Ik ga hier doorheen, omdat we hier iets zullen gaan doornemen dat tot de moeilijkere schriftgedeelten van het Nieuwe Testament behoort. Laten we Mattheüs 26:17 opslaan. Bedenk dat we de waarheid van het Oude Testament hebben om ons te helpen bij de juiste interpretatie. De lammeren moesten onmiddellijk na ba erev ("het ondergaan van de zon") worden geslacht. Ze moesten worden geslacht in de tijdsperiode die bekend staat als ben ha arbayim.

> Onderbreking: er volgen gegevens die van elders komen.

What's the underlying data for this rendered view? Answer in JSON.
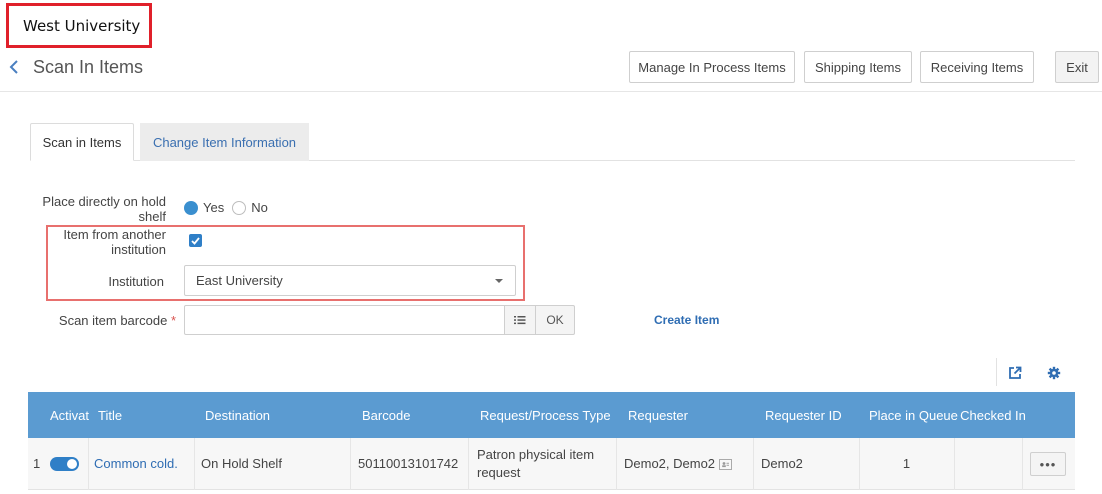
{
  "institution_label": "West University",
  "header": {
    "title": "Scan In Items",
    "buttons": {
      "manage": "Manage In Process Items",
      "shipping": "Shipping Items",
      "receiving": "Receiving Items",
      "exit": "Exit"
    }
  },
  "tabs": [
    {
      "label": "Scan in Items",
      "active": true
    },
    {
      "label": "Change Item Information",
      "active": false
    }
  ],
  "form": {
    "hold_shelf_label": "Place directly on hold shelf",
    "hold_shelf_options": [
      "Yes",
      "No"
    ],
    "hold_shelf_value": "Yes",
    "other_institution_label": "Item from another institution",
    "other_institution_checked": true,
    "institution_field_label": "Institution",
    "institution_value": "East University",
    "barcode_label": "Scan item barcode",
    "barcode_required_mark": "*",
    "barcode_value": "",
    "ok_label": "OK",
    "create_item_label": "Create Item"
  },
  "table": {
    "columns": [
      "Activat",
      "Title",
      "Destination",
      "Barcode",
      "Request/Process Type",
      "Requester",
      "Requester ID",
      "Place in Queue",
      "Checked In"
    ],
    "rows": [
      {
        "index": "1",
        "active": true,
        "title": "Common cold.",
        "destination": "On Hold Shelf",
        "barcode": "50110013101742",
        "request_type": "Patron physical item request",
        "requester": "Demo2, Demo2",
        "requester_id": "Demo2",
        "place_in_queue": "1",
        "checked_in": "",
        "actions_label": "•••"
      }
    ]
  },
  "colors": {
    "accent": "#3a8fcf",
    "table_header": "#5b9bd1",
    "link": "#2f6db3",
    "highlight_border": "#e8706e",
    "institution_border": "#e0202a"
  }
}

Mattheüs 26:17 Op de eerste dag van het feest der ongezuurde broden, kwamen de discipelen bij Jezus en zeiden: Waar wilt Gij, dat wij toebereidselen maken voor U om het Pascha te eten?

Let op de woorden "dag" en "het feest der" die hierboven schuingedrukt zijn weergegeven. In veel oude manuscripten komen deze woorden niet voor en zijn later toegevoegd in een poging de betekenis te verduidelijken. Soms helpt dat, maar soms ook niet. In dit geval hadden ze het beter niet kunnen doen.

De discipelen kwamen en zeiden: "Waar wilt Gij, dat wij toebereidselen maken ..." De eerste dag der ongezuurde broden was niet op de veertiende. De eerste dag der ongezuurde broden is op de vijftiende. Als dit werkelijk de eerste dag der ongezuurde broden was, dan hadden we hier in de Schriften een heel verwarrend en onoplosbaar chronologisch probleem, omdat deze mannen bijna twee dagen te laat zijn om instructies te vragen betreffende het houden van het Pascha. Wanneer hadden ze dit moeten vragen? Zou dat niet ergens dichtbij of op zijn laatst bij het ondergaan van de zon op de dertiende moeten zijn geweest? Het lam moest bij ben ha arbayim worden geslacht — na het ondergaan van de zon op de dertiende, wat dan, tijdens ben ha arbayim, het begin van de veertiende zou zijn geweest. Als dit vers op de juiste manier is vertaald, dan zijn deze mannen ongeveer twee dagen te laat in het stellen van deze vraag.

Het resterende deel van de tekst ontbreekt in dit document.